The idea that the translation of the Latin Rite Mass into English should be done by a handful of non-native speakers of English in Rome rather than the overwhelming majority of native-English speaking bishops and scholars in the entire Roman Catholic Church is so absurd that one wonders about the motives behind it. Whether intended or not, it discredits not only those bishops and scholars but the intention of Vatican II for the use of the vernacular in liturgy. The English-speaking RC Church throughout the world should simply decline to use a translation of its liturgy not made by itself; I doubt that the Vatican would be ready to excommunicate the majority of the world's English-speaking Roman Catholics for the sake of such an absurdity.

Saturday, June 18, 2011


How to begin the Revolution

When Prof. Kueng [As quoted in The National Catholic Reporter, June 11, 2011] suggests a 'peaceful revolution' many people behave as though they have never heard of such a thing in the church. Several contributors to these pages have raised the question, 'How do we begin that peaceful revolution?'. Perhaps recalling some historical examples may help us to understand what a peaceful revolution would look like. The 15th century Council of Constance accepted the resignation of one anti-pope, dethroned two others, and elected the next pope. Likewise, when John XXIII convened Vatican II, the papal curia tried to take over the council by preparing the proposals for the college of bishops to adopt. They refused and gave the church one of the most fruitful councils that it had ever had. The curia and subsequent popes have tirelessly worked since then to overturn Vatican II's results.

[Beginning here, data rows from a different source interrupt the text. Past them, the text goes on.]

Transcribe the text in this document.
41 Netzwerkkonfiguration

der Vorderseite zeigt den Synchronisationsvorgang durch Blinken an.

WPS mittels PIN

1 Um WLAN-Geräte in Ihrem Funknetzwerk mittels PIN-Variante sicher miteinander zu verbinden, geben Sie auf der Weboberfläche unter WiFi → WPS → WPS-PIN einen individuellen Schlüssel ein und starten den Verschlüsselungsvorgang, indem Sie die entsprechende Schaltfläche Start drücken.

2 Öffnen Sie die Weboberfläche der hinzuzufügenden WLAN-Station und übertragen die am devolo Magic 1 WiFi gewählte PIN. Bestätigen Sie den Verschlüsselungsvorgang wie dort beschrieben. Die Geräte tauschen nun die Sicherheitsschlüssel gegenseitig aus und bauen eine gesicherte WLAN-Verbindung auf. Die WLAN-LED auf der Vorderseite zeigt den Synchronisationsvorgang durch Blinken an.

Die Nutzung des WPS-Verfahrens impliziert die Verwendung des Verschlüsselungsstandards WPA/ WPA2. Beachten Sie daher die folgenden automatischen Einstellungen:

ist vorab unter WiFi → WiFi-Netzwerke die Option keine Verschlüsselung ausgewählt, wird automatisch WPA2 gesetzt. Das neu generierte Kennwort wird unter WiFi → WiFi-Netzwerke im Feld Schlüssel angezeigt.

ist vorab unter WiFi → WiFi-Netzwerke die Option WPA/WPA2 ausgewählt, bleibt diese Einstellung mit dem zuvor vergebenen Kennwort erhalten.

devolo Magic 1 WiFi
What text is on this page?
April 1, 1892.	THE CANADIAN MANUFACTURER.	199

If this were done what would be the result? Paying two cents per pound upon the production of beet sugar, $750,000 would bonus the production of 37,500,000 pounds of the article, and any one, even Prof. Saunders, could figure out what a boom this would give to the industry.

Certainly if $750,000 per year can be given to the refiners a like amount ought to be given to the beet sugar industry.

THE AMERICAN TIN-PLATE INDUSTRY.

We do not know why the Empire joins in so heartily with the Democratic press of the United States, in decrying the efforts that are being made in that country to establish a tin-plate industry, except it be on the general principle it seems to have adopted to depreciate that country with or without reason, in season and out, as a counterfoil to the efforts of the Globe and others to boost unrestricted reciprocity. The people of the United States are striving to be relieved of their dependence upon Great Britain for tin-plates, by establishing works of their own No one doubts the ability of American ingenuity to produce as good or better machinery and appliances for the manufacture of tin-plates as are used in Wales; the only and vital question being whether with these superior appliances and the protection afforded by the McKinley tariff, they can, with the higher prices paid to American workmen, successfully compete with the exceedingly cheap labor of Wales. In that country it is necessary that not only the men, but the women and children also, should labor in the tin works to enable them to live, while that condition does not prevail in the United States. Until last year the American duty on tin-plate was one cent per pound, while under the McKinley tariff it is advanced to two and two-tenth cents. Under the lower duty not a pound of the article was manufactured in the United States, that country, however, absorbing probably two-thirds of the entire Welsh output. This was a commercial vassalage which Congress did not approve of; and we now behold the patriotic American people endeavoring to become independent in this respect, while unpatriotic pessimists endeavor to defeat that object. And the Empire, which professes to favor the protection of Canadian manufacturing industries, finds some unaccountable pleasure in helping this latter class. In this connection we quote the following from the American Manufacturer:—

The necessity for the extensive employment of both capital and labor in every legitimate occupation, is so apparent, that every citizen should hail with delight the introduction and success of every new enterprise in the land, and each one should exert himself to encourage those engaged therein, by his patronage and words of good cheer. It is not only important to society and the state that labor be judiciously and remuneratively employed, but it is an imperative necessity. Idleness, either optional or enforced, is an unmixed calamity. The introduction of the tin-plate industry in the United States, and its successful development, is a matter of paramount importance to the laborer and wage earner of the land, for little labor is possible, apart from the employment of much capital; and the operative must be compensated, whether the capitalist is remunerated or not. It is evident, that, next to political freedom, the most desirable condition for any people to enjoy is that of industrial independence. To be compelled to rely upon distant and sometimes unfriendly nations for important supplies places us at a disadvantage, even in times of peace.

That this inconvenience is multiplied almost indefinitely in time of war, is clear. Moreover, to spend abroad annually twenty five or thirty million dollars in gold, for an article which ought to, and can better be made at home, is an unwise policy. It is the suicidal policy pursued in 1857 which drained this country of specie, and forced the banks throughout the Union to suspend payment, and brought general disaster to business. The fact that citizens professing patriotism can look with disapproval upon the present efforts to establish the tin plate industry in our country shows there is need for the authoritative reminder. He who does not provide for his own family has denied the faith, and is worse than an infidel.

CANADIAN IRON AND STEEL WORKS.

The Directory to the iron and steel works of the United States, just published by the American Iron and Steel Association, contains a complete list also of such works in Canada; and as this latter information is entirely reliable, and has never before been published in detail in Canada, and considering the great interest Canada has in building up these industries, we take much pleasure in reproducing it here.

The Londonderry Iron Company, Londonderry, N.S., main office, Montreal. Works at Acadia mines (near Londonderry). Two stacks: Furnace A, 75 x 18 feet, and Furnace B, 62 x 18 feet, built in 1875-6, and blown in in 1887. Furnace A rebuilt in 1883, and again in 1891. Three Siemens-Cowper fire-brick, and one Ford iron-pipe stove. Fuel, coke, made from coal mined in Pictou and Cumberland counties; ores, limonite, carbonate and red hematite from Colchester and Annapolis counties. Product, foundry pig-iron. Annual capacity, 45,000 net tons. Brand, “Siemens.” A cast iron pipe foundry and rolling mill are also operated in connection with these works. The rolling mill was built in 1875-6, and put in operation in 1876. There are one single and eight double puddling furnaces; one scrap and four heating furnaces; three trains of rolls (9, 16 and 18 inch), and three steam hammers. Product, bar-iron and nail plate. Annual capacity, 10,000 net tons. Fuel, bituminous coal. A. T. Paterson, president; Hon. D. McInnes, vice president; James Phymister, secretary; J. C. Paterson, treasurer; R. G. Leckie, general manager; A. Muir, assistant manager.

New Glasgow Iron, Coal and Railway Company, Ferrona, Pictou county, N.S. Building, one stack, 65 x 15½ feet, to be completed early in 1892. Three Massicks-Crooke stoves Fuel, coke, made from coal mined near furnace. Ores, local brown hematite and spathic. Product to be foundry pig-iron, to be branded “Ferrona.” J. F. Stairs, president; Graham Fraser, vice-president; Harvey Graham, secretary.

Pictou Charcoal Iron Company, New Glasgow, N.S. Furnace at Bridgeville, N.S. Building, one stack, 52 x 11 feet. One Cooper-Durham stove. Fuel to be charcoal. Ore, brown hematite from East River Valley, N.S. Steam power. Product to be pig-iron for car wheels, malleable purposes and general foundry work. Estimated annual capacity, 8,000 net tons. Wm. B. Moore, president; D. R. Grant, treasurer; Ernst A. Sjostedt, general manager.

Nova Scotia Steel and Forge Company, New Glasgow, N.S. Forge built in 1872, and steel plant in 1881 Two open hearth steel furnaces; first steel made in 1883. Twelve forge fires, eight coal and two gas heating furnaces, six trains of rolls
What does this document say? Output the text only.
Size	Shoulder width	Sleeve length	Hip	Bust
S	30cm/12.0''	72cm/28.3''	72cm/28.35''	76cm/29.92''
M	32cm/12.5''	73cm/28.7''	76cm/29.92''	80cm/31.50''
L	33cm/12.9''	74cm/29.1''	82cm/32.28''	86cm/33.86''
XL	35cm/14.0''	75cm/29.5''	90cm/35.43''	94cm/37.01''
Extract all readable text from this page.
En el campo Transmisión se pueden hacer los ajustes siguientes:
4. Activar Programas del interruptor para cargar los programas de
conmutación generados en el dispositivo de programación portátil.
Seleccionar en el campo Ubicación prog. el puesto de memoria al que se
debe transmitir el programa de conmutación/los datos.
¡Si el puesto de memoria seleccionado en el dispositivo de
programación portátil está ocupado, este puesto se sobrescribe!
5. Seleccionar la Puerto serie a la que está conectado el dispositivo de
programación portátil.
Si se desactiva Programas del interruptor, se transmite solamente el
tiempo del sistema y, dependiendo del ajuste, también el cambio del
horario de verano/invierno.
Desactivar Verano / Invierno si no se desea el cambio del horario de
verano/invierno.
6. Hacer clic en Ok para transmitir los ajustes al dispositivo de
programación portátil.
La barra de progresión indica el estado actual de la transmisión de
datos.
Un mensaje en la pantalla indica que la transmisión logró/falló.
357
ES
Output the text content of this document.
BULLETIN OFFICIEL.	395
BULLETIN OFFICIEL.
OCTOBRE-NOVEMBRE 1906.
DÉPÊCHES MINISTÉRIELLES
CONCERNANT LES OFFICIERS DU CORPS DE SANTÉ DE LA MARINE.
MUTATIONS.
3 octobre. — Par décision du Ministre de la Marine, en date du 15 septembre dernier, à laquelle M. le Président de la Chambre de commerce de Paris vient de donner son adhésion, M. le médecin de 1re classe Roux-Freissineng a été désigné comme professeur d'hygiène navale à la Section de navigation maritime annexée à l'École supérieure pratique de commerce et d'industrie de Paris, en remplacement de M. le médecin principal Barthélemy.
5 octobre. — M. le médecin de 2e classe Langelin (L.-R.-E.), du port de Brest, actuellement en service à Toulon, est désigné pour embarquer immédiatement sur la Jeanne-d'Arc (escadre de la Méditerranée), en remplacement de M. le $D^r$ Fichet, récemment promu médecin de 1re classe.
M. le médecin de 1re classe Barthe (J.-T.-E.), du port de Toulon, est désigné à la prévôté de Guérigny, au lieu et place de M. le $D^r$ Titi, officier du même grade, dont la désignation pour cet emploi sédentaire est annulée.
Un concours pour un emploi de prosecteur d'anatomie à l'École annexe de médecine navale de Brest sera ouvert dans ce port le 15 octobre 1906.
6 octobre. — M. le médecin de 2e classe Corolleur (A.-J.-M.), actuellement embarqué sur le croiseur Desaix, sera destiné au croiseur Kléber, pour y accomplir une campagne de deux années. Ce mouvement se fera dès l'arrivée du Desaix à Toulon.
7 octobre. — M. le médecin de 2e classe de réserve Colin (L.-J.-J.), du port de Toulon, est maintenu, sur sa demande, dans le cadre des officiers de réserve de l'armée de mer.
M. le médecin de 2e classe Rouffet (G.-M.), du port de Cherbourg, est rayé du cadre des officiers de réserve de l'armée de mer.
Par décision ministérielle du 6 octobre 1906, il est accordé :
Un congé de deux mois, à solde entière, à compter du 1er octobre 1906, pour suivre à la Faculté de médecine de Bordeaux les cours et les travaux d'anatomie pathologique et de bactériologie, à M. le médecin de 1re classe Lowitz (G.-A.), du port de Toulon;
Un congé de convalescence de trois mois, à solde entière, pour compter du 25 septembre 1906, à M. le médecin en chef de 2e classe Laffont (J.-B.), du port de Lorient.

Revolutions--peaceful or otherwise--do not begin with those who are in power, but with those who use the power they have to challenge the status quo. A group of Episcopalians, when asked by several Roman Catholic monks how the Episcopal Church managed to achieve approval of the ordination of women to the priesthood, replied, "Three retired bishops ordained a group of women to the priesthood and then turned to the wider church and asked, 'Now what?'" The moment was ripe in 1976 and now almost every Church in the Anglican Communion has accepted the ordination of women. The Roman Catholic bishops who have ordained women priests in Europe and the United States have not acted in vain despite their excommunication by an increasingly weaker Vatican. Maryknoll priest Fr. Bourgeois has not acted in vain by assisting at the ordination of women priests despite his excommunication. Every act of civil disobedience, based on the church's own teachings of justice and human dignity, weakens the power exercised unjustly by a papacy, curia and hierarchy determined to use that power as a violent means to oppress and control others. The church, like a nation, cannot continue to exist divided against it self, half slave and half free.